A Sure and Certain Comedown for a Show-Off Chef

Monday (tomorrow) is the gala French Conversation group's potluck luncheon, presumably to celebrate Bastille Day on the 14th. 

A sign up sheet went around the group last month for everyone to list what they would bring.  I cockily scrawled "Salade Nicoise" whereupon Madame Arlette, our glorious leader,  let out a girlish squeal of appreciation.  And now the month is gone and the chickens have come home to roost, as it were. 

On the grounds that I wouldn't like to perpetrate an Italian dish as French, I could maybe wiggle out of this because no one today seems to know for sure which country spawned it.  Speculation runs rampant that when Catherine de Medici of Florence married Henry II in 1533 and moved to France, she brought her kitchen staff with her.  She feared that the "meager" French diet would cause her to waste away. 

Michelle, my best friend, taught me the French version and here is what you need and how to plate it.

Take a largish platter and put two cans of drained, chopped tuna in the center of it, carefully mounded in an oval shape.

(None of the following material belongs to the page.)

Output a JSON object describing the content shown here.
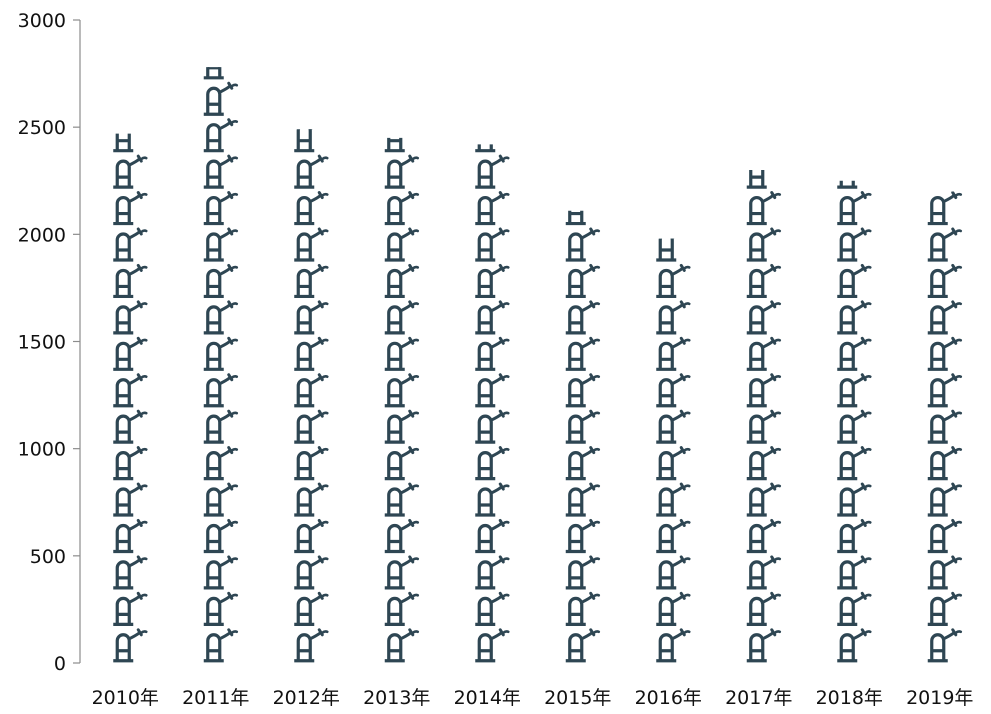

Then surround it with potato salad, following the oval shape.  You're making a sort of a moat around the tuna.

Garnish the outer rim of the potato salad with fresh green beans that have been steam cooked and tossed in a vinegar-olive oil dressing (add a daub of mustard and a drift of garlic power to the dressing.)

Now garnish the whole thing artfully with:
black olives
halved radishes
Roma tomato quarters
quartered hard-boiled eggs

Do all of the prep work the day before you plan to serve it and assemble it on the day.  The degree of difficulty for this rests on the number of zip-shut plastic bags in your house.  Open the tuna and pack it in a bag - you will forget the can opener; I guarantee you.

Ah, tomorrow - we'll see if my mouth wrote a check my ass can't cover and the sad answer to that, as with many things in a check writing career, will be "Probably not."